Presentation Description
Field-Integrated Studies of Long-Term Sustainability of Chromium Bioreduction at Hanford 100H Site
HRC was injected in Hanford sediments (through the injection borehole over the depth interval from 44 ft to 50 ft) to stimulate immobilization of Cr(VI) in August 2004. Within the next 2-3 weeks, the HRC injection induced a 2-order-of-magnitude increase in biomass-up to more than 107 cells ml-1, which remained high for over 3 years. Using sediment samples, we determined the presence of several types of bacteria, including Bacillus/Arthrobacter and Geobacter species. These bacteria are known to withstand high concentrations of heavy metals, metabolize recalcitrant chlorinated compounds, and reduce or sorb hexavalent chromium.

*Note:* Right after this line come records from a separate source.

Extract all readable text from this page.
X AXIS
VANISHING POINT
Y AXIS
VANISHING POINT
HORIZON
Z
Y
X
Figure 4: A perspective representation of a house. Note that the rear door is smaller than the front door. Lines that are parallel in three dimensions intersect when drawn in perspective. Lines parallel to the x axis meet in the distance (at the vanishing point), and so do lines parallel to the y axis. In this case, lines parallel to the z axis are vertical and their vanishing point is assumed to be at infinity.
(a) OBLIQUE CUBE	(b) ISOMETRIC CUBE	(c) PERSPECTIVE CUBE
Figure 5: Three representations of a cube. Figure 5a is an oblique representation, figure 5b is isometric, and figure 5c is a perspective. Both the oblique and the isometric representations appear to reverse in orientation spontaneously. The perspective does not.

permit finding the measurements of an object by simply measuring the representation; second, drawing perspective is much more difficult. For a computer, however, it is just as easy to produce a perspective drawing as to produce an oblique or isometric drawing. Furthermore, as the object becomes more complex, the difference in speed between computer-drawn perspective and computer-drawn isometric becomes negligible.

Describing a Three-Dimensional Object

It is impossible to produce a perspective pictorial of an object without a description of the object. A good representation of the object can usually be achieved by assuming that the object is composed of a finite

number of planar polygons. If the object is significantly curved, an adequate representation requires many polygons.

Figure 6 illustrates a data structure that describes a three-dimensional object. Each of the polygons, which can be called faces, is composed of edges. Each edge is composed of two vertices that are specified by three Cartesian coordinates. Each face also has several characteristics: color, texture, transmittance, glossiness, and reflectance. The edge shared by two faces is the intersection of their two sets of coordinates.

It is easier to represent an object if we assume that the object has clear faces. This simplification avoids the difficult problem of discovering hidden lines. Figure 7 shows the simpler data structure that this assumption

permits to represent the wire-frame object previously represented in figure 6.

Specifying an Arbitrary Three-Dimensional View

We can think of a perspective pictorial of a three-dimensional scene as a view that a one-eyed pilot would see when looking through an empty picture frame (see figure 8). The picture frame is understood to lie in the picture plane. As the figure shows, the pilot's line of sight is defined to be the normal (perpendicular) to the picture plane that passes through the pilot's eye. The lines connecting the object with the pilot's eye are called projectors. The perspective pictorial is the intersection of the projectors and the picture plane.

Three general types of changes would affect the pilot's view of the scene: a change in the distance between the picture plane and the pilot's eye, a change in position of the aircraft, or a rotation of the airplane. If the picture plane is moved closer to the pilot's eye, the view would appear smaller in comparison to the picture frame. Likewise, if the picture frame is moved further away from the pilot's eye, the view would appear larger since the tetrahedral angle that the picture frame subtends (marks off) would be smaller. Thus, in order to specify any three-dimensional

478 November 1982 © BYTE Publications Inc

The HRC injection also induced the onset of reducing biogeochemical conditions-redox potential decreased from +240 to -130 mV and dissolved oxygen (DO) was completely removed. We have found that the HRC breakdown products cause the microbial population to deplete sequentially the oxygen, nitrate, iron(III), sulfate, and carbon dioxide (transiently). Once the nitrate was depleted we began to see the transformation of Cr(VI) species to Cr(III) species that were precipitated on soil particle surfaces. Sulfate and iron microbial reducers have apparently maintaining Cr(VI) reduction below the drinking water standards in the injection well for more than 3.5 years. Cr(VI) concentration in the monitoring well decreased below drinking water MCL and remained at this level for 3 years. Iron reduction is still active more then three years after the injection, and the presence of Fe(II) suggests active Cr(IV) reducing conditions. Some HRC or its byproducts may still remain in the area surrounding the injection well; however, it may also be possible that the microbial community is dependent on cryptic growth.